Mons. Sleiman ha ricordato di quando parlando ad un altro prelato disse che "i gesuiti stavano per tornare in Iraq" e di una donna musulmana che aveva ascoltato e che disse di essere entusiasta dell’opera che i gesuiti avevano svolto nel paese. I cattolici non parlano la lingua della politica con la violenza, ha chiarito il prelato, aggiungendo che i vescovi rimangono fuori dalla politica e si occupano della società irachena e che sebbene le istituzioni cattoliche siano aperte a tutte le fedi è difficile per cristiani e musulmani lavorare insieme. "E 'più facile per i cristiani essere aperti verso i musulmani che il contrario. ... Loro (i musulmani) hanno la psicologia di una maggioranza e non capiscono i problemi di una minoranza".
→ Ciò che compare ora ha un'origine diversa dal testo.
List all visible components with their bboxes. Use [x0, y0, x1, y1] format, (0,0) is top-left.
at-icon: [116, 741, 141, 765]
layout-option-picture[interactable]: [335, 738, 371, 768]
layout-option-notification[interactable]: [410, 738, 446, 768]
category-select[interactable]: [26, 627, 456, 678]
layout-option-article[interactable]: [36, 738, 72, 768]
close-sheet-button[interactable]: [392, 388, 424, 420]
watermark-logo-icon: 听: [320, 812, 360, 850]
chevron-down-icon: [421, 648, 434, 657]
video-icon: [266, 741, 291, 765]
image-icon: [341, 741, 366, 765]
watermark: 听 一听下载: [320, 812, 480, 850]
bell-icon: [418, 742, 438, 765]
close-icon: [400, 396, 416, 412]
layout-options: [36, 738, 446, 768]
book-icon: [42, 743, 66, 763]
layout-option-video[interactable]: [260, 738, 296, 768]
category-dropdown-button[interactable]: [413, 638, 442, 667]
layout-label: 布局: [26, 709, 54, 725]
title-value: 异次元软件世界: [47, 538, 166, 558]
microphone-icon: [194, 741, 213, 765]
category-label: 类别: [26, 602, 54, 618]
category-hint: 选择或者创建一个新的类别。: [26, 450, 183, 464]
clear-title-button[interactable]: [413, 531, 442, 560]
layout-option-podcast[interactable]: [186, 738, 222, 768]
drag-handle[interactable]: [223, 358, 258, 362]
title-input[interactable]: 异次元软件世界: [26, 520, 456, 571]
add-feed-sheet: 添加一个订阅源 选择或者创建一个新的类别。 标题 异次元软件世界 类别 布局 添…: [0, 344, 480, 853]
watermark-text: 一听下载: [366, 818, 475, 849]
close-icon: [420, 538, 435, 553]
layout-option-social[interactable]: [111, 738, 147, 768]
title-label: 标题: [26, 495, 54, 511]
L’Arcivescovo Sleiman ha spiegato come l'emigrazione sia la più grande sfida che la chiesa locale deve affrontare. Ufficialmente nella sua arcidiocesi sono registrati 5000 cattolici ma secondo lui probabilmente solo la metà sono ancora a Baghdad. I cristiani iracheni sono fuggiti a migliaia nei paesi vicini e nel nord dell'Iraq. Le famiglie sono partite ed ora, per la prima volta, gli anziani rimasti sono diventati un problema nel paese, ha detto l'arcivescovo. Dopo la riunione l'Arcivescovo Sleiman ha dichiarato al Catholic News Service che la chiesa non può fare molto per prevenire l'emigrazione. "Dobbiamo rispettare la libertà delle persone se vogliono emigrare", ha detto. "Ci sentiamo molto limitati in ciò che possiamo fare". I vescovi hanno cercato di dare l’esempio al loro gregge rimanendo nel paese e sviluppando nuovi progetti sociali ed economici per i cattolici.